David Ness, director of student counselling at the University of Manitoba, said he expects to see students struggling with loneliness come into the counselling centre every year.

“They’re on a campus with 30,000 students, several thousand employees — there’s all these people around, but you still feel lonely,” Ness said. “You have to have the individual skills to connect with someone.”

He said it seems to be worse after the Thanksgiving break, and he thinks the increasing social anxiety rate in youth is a contributor. He also thinks electronic devices are contributing to students having difficulty making connections.

Ness recommends joining student groups or reaching out to counsellors or student mentors.

‘You can feel really isolated’

At the University of Winnipeg, the student association is in the middle of a week of events to try to get students to connect before things get really busy.

“It’s still a scary place for a lot of students. Your first year coming here, you can feel really isolated,” said Kevin Settee, the student association’s president. “You’re in classrooms, then you have to go home and study, and you’ve got to do your research and write your papers, and usually a lot of that happens in isolation.… It can get lonely.”

Students from Northern Manitoba or out of province are often leaving their family and friends for the first time, Settee said.

David Ness, University of Manitoba

David Ness is the head of counselling services at the University of Manitoba. He says every year, students come in struggling with loneliness on campus. (Teghan Beaudette/CBC)

Some Canadian universities are tackling loneliness directly and not just as a contributor to poor mental health among students. The University of Calgary has developed resources for lonely students to let them know they’re not alone and where and how they can get help.

Jan Byrd, who directs the University of Winnipeg’s wellness and student life program, said the university has first year students move into dorms a week early to help them adjust.

“We do quite a few things differently to welcome our first year students and try and alleviate that loneliness,” said Byrd, pointing to activities like group movie nights, bowling, city tours and appointed peer mentors.
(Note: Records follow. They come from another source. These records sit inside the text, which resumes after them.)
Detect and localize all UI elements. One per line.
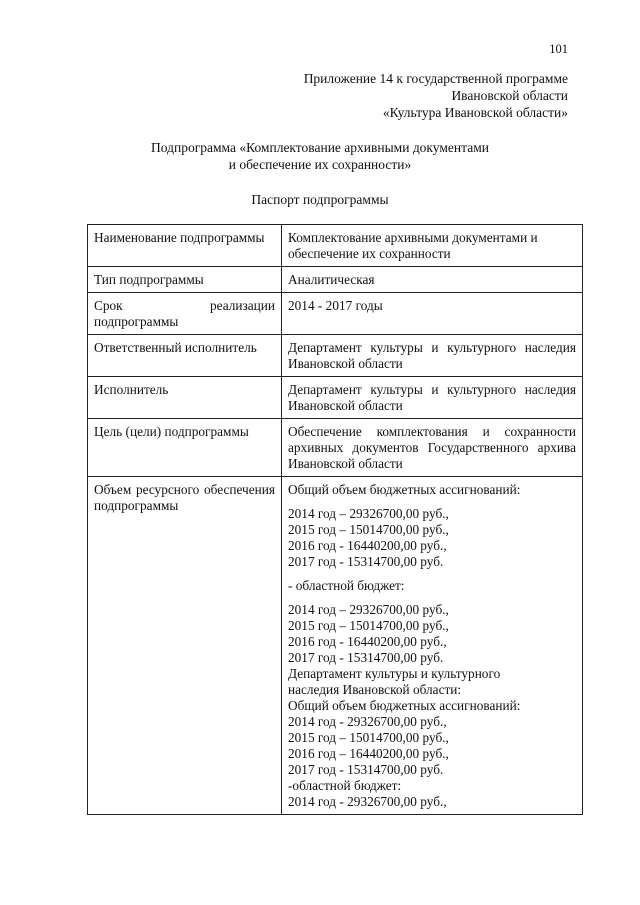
budget-year-line: 2016 год - 16440200,00 руб.,: [288, 538, 447, 553]
appendix-line: Приложение 14 к государственной программе: [303, 71, 568, 86]
budget-year-line: 2014 год - 29326700,00 руб.,: [288, 714, 447, 729]
passport-title: Паспорт подпрограммы: [251, 192, 389, 207]
row-value: 2014 - 2017 годы: [282, 293, 583, 335]
row-value: Аналитическая: [282, 267, 583, 293]
appendix-line: «Культура Ивановской области»: [382, 105, 568, 120]
page-number: 101: [549, 42, 568, 56]
passport-table: [87, 224, 583, 815]
budget-header: - областной бюджет:: [288, 578, 405, 593]
row-value: Обеспечение комплектования и сохранности архивных документов Государственного архива Ивановской области: [282, 419, 583, 477]
row-label: Тип подпрограммы: [88, 267, 282, 293]
subprogram-title-line: и обеспечение их сохранности»: [228, 157, 412, 172]
table-row: [88, 293, 583, 335]
table-row: [88, 267, 583, 293]
row-label: Исполнитель: [88, 377, 282, 419]
appendix-line: Ивановской области: [451, 88, 568, 103]
row-value: Департамент культуры и культурного наследия Ивановской области: [282, 377, 583, 419]
budget-year-line: 2015 год – 15014700,00 руб.,: [288, 522, 449, 537]
budget-year-line: 2014 год – 29326700,00 руб.,: [288, 602, 449, 617]
row-value: [282, 477, 583, 815]
budget-year-line: 2016 год - 16440200,00 руб.,: [288, 634, 447, 649]
budget-year-line: 2016 год – 16440200,00 руб.,: [288, 746, 449, 761]
budget-year-line: 2015 год – 15014700,00 руб.,: [288, 618, 449, 633]
row-label: Цель (цели) подпрограммы: [88, 419, 282, 477]
budget-year-line: 2014 год - 29326700,00 руб.,: [288, 794, 447, 809]
table-row: [88, 377, 583, 419]
subprogram-title: [0, 139, 640, 173]
row-value: Департамент культуры и культурного наследия Ивановской области: [282, 335, 583, 377]
table-row: [88, 419, 583, 477]
budget-year-line: 2015 год – 15014700,00 руб.,: [288, 730, 449, 745]
budget-header: Общий объем бюджетных ассигнований:: [288, 482, 521, 497]
table-row: [88, 477, 583, 815]
table-row: [88, 335, 583, 377]
row-label: Ответственный исполнитель: [88, 335, 282, 377]
budget-header: Общий объем бюджетных ассигнований:: [288, 698, 521, 713]
department-name: наследия Ивановской области:: [288, 682, 462, 697]
budget-year-line: 2017 год - 15314700,00 руб.: [288, 554, 444, 569]
table-row: [88, 225, 583, 267]
budget-header: -областной бюджет:: [288, 778, 402, 793]
row-value: Комплектование архивными документами и обеспечение их сохранности: [282, 225, 583, 267]
appendix-heading: [304, 70, 568, 121]
budget-year-line: 2014 год – 29326700,00 руб.,: [288, 506, 449, 521]
row-label: Объем ресурсного обеспечения подпрограммы: [88, 477, 282, 815]
department-name: Департамент культуры и культурного: [288, 666, 501, 681]
subprogram-title-line: Подпрограмма «Комплектование архивными документами: [151, 140, 489, 155]
budget-year-line: 2017 год - 15314700,00 руб.: [288, 650, 444, 665]
budget-year-line: 2017 год - 15314700,00 руб.: [288, 762, 444, 777]
row-label: Наименование подпрограммы: [88, 225, 282, 267]
row-label: Срок реализации подпрограммы: [88, 293, 282, 335]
“We know that students are more likely to stay here and persist and do well in their studies if they have a network of supports, so we try and create many opportunities so people can make a network and make connections on campus so that things don’t hit a crisis,” she said.

The university doesn’t want to “medicalize loneliness” because, Byrd said, it’s a perfectly normal feeling, but “there are those students for whom things don’t get better.”

When that’s the case, the university has psychiatrists and nurses on staff to help.

Ness, Settee and Byrd all recommended joining student groups as a way to stave off loneliness. The U of W had more than 70 groups last year, and the University of Manitoba tracks extracurriculars and puts them on students’ transcripts as an incentive to participate.

Ness said counsellors can help students develop coping skills and figure out exactly what is causing them to feel bad.

Ness and Byrd said students should reach out before it reaches a crisis point.

In the past two years, the University of Winnipeg has increased counselling services on campus and changed the student health care program to include more money for mental health services.